Addressing the second claim for breach of fiduciary duty against FCU, the Fifth Circuit disagreed with the district court’s finding that plaintiffs adequately established standing to bring the claim. The plaintiffs alleged that FCU improperly used plan assets held in the Fund to provide loans to other FCU members and make other investments, earning substantial income and therefore offering substantially higher interest rates in demand-deposit accounts other than the Fund. Plaintiffs claimed that their plan accounts suffered losses by receiving a lower interest rate in the Fund than they would have received had the Fund not dealt with plan assets in this way. The Fifth Circuit agreed that plaintiffs established an injury that was redressable by a decision of a court. However, plaintiffs again failed to show any connection between the alleged losses and the statutory claim against FCU, which was that FCU used plan assets for its own benefit. In other words, plaintiffs did not show that investors in other FCU funds received higher interest rates generated by FCU’s use of plan assets in the Fund. Therefore, the Fifth Circuit reversed the district court’s finding that plaintiffs had standing with respect to the claim against FCU.
As for its review of the district court’s denial of the settlement, the Fifth Circuit affirmed, stating that before approving a settlement agreement, the court must be assured that the settlement adequately redresses the claims in exchange for the surrender of litigation rights against the defendants. The Fifth Circuit found that the plaintiffs failed to give the district court this assurance, despite being given ample opportunity to do so. The proposed settlement amount was one tenth of the maximum amount of damages claimed; and without further assurance regarding that gap, the appellate court agreed that the district court appropriately declined to approve the settlement.
Faegre Drinker Perspective
There are several key takeaways from this decision.
First, this case reinforces that plaintiffs must provide meaningful support for their claims that an alleged fiduciary breach actually caused an injury to the plan.

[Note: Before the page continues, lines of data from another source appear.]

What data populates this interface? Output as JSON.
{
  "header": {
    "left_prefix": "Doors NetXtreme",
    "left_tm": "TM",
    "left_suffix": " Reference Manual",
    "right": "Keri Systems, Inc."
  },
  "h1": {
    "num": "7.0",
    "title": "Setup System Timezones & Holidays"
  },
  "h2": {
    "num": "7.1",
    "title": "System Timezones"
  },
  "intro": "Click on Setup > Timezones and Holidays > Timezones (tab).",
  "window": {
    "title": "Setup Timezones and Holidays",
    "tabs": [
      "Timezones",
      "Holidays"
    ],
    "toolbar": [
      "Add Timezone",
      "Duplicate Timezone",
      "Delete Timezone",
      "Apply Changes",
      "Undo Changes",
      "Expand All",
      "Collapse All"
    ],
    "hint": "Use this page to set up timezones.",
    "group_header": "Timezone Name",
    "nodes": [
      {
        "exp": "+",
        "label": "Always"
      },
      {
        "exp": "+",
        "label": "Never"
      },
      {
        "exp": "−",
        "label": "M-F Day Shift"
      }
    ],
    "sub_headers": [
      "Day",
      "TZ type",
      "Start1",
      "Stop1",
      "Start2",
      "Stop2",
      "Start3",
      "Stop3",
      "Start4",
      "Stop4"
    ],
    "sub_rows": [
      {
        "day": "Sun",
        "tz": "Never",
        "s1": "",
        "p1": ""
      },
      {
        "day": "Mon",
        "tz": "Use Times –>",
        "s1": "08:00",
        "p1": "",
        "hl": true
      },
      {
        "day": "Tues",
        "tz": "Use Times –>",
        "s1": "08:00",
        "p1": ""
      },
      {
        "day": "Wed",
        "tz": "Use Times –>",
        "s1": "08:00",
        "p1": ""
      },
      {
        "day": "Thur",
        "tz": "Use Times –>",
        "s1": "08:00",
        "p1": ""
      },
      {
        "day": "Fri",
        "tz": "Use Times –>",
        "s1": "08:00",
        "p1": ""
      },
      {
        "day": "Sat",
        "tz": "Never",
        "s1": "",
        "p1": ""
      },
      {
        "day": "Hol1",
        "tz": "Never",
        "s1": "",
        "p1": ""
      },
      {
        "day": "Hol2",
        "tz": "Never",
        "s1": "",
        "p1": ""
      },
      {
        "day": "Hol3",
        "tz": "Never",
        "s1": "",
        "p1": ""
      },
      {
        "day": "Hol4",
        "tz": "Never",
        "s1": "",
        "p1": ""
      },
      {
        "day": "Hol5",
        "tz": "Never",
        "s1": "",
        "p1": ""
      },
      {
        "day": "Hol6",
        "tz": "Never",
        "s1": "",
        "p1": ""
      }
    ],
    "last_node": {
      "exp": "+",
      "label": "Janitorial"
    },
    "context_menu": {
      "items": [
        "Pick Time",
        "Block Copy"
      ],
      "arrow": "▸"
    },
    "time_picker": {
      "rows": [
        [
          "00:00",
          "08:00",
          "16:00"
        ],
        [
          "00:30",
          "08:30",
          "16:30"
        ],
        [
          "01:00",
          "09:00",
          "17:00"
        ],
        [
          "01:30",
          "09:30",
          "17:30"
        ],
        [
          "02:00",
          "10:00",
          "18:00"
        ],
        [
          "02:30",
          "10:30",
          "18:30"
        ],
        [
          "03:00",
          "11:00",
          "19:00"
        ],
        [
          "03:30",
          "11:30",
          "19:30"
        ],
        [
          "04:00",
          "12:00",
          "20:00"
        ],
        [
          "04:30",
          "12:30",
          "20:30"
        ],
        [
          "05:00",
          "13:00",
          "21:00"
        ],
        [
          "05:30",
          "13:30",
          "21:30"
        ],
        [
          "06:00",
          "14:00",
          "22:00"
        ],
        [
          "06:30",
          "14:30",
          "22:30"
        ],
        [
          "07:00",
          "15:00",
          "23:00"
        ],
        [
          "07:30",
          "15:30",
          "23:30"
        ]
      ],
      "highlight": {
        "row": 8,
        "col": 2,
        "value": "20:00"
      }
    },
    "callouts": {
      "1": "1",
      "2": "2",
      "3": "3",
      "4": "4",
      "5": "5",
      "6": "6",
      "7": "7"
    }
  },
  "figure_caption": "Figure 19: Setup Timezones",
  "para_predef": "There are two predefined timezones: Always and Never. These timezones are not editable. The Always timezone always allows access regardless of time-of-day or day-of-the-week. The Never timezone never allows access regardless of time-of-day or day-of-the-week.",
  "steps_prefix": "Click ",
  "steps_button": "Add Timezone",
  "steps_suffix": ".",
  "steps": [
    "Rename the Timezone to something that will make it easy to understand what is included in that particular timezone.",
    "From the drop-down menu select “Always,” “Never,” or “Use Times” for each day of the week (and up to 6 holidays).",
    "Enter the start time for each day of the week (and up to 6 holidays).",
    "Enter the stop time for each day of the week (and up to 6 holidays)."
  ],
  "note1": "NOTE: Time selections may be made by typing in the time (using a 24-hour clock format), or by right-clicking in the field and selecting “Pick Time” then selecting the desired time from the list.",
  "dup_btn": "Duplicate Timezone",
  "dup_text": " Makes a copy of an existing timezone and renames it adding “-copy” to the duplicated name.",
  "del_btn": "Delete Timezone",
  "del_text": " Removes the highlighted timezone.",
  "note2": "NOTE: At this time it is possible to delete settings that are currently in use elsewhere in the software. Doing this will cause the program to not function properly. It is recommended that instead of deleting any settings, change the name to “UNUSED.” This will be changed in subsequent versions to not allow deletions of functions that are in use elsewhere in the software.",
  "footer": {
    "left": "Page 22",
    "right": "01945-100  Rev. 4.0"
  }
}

Second, although the Fifth Circuit found that the plaintiffs lacked constitutional standing, it declined to extend the U.S. Supreme Court decision in Thole v. U.S. Bank N.A., because the plan at issue is a 401(k) defined-contribution plan, rather than a defined-benefit plan. The Ortiz court pointed out that the Thole plaintiffs lacked standing because benefits under a defined-benefit plan are guaranteed regardless of the plan fiduciary’s investment decisions. The Fifth Circuit’s conclusion is consistent with the decisions of several other — but not all — district courts on this issue. Accordingly, plan fiduciaries should be aware that the application of the Thole decision may be deemed inapposite to any claims regarding a defined-contribution plan, where participants’ benefits are tied directly to fiduciary investment decisions.